Campbell ordered a pod from Hewlett-Packard with the idea that additional structures could be added as the need arose. The modular facility will be an adjunct to the main data center.
The approach also turned out to be significantly less expensive than any of the other options Campbell and his staff considered. "It was about half the cost of what we would pay for co-lo space," he says. There were other benefits, too. "It's extremely energy-efficient, compared to our older data center," he says. "It's more flexible . . . we can build and add as we need the growth."
The Purdue pod holds one research cluster, as will any new pods that are added later. One drawback is that the pods don't have a lot of space for people to work in. "There's plenty of room to work in the front, but it's tighter in the back," says Campbell. "You really want [to use pods] for something that you don't plan on accessing all the time."
Another challenge, Campbell says, was getting staffers accustomed to working in a facility located in an external structure. "The service support staff was already familiar with accessing anything and fixing anything in a remote way, but it seemed a lot easier when the data center was still down the hall," he says. "This [new data center] is down the street, and while they've been using all the remote stuff for years, it's made things a little bit different when an onsite visit is needed."
Supporting the Final Frontier?
Raymond O'Brien, chief technology officer for IT at NASA's Ames Research Center, is exploring the feasibility of modular data centers and is trying out a pod from Cirrascale, a Poway, Calif.-based provider of cloud-based systems and modular data centers.

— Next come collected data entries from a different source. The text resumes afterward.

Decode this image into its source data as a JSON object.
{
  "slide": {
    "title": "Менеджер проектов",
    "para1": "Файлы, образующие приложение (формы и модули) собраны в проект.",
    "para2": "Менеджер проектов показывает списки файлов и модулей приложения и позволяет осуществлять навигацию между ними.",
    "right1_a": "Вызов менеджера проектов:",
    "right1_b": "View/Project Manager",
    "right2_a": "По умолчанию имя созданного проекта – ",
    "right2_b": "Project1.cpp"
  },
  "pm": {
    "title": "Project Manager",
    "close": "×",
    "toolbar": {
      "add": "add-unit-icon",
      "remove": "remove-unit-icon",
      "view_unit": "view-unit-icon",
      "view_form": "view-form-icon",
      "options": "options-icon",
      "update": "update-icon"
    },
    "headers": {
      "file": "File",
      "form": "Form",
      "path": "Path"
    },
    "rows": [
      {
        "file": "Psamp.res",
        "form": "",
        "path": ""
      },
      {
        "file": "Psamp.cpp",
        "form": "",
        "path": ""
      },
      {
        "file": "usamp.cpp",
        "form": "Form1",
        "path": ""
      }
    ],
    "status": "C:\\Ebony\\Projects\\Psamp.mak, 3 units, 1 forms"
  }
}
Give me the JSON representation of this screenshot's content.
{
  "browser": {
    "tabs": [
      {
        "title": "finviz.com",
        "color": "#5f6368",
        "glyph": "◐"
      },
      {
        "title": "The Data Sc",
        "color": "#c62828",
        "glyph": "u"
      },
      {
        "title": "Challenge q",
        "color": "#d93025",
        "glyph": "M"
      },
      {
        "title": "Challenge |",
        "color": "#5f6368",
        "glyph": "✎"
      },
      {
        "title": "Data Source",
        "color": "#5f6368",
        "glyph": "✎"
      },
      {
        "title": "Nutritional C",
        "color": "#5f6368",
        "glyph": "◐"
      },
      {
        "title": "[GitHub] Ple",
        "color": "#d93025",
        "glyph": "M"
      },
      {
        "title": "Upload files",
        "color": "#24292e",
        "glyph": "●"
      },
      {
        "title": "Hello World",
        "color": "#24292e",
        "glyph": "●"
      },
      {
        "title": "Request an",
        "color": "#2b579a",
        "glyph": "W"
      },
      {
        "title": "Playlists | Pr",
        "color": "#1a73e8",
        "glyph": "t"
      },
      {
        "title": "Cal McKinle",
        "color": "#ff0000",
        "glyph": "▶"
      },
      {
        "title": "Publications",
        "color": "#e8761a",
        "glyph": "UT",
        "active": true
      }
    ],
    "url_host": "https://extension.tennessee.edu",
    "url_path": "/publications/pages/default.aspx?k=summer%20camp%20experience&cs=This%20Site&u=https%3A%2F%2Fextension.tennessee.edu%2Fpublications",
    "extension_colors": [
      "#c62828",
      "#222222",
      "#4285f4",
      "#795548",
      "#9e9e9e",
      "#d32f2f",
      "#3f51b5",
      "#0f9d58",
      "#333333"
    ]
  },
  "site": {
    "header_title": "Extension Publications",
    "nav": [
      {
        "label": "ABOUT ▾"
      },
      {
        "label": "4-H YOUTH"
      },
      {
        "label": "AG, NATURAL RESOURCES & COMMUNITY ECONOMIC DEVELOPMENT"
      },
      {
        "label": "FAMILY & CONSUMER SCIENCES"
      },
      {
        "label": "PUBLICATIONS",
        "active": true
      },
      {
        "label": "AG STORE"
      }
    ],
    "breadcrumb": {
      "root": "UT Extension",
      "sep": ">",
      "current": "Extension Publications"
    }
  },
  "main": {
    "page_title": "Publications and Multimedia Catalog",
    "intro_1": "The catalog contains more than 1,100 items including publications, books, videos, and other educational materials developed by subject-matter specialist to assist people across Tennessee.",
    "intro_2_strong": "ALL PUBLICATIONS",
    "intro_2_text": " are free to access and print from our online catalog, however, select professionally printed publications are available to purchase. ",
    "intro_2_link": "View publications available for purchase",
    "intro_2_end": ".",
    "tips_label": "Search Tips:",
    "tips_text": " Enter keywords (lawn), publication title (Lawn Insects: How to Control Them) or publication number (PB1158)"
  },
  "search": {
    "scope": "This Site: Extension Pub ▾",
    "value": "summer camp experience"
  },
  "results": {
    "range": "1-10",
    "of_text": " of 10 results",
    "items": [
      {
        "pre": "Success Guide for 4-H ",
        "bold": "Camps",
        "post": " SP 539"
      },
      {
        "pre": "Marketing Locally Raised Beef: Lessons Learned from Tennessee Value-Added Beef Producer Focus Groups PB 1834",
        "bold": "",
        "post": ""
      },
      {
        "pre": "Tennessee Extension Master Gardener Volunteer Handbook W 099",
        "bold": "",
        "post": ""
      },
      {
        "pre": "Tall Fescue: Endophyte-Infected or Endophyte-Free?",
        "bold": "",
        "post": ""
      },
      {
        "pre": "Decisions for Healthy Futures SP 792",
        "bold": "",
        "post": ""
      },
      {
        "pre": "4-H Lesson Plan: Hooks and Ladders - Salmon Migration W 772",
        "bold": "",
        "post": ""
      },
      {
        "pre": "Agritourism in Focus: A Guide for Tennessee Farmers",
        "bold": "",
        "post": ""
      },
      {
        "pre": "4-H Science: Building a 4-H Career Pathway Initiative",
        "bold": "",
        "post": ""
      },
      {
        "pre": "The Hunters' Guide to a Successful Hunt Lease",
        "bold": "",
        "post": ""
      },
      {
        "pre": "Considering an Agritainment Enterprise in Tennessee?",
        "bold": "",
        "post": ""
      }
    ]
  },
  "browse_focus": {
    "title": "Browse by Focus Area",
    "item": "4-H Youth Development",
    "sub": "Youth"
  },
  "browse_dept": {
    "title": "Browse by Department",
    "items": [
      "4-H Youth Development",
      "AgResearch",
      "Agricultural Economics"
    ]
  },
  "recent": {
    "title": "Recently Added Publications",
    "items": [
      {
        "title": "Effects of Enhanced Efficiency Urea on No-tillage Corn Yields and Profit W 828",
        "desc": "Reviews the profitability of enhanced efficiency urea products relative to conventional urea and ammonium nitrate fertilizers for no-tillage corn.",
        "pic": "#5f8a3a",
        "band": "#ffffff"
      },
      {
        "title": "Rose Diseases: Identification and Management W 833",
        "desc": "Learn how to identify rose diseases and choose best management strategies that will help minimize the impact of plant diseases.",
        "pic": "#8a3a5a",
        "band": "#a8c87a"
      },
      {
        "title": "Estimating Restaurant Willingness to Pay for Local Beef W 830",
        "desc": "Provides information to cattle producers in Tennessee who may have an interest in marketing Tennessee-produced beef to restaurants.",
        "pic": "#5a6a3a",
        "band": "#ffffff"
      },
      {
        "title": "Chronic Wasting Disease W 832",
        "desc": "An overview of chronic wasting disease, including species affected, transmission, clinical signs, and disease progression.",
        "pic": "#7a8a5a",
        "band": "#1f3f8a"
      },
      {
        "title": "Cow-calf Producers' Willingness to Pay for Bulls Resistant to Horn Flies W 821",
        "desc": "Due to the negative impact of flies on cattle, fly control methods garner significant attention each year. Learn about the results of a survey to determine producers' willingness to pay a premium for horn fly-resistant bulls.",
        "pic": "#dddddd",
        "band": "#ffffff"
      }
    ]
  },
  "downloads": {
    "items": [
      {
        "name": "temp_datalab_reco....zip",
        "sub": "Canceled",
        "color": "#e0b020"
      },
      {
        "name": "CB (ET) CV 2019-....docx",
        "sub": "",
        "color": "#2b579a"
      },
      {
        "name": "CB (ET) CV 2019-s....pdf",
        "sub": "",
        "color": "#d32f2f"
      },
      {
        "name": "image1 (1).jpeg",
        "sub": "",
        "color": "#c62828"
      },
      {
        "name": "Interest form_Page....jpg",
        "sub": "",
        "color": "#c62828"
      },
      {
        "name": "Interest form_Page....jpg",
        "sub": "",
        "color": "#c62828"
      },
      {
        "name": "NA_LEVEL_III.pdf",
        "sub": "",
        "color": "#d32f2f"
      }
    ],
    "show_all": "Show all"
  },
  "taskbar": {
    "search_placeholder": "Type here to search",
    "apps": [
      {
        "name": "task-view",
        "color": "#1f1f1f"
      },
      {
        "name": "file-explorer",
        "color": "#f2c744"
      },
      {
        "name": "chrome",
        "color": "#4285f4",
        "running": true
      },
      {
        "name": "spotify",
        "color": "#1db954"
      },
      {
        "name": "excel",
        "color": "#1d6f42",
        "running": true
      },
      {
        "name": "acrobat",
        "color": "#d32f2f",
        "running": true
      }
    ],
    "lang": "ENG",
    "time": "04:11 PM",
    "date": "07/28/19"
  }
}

He plans to see if data center pods could help NASA better manage its voracious computing appetite.
"Growth estimates and other factors showed we could be on a course to exhaust available data center capacity at Ames Research Center and possibly some other NASA centers," he says. "We decided to acquire a containerized data center to better understand if this alternative would be a good way to address our planned growth."
NASA juggles scores of research projects, each with its own computing needs -- an operating model that seems almost ideal for the use of modular facilities. Being able to quickly and easily add computing and storage resources without having to deal with space constraints in existing data centers is very appealing, O'Brien says.
While he hasn't yet reached a final conclusion on the modular option, O'Brien says NASA has already learned an important lesson: Pay attention to cable management.
"There isn't much room inside containers," O'Brien says. "The server equipment is very densely packed, so having a good cable management approach will ensure [that] your technical support team can move around inside and easily identify the cabling associated with server and network resources requiring attention or maintenance."
While modular data centers may offer a variety of potential benefits, potential users need to be aware of some gotchas. Vendor lock-in is perhaps the biggest drawback. "You're very heavily reliant upon [a single] providers to give you service," says IDC's Bailey. "So if you buy an HP container, you've really got to go to HP for the service on that."
Users considering modular systems should also remember that there are other ways to add data center capacity without building new facilities, says Forrester Research analyst Richard Fichera, noting that two such options are virtualization and cloud computing. "People keep buying all this new stuff and packing it more densely into existing data centers," he observes. "I've known data centers that five years ago were out of capacity, but they keep re-engineering inside the existing structure and they keep stretching it out."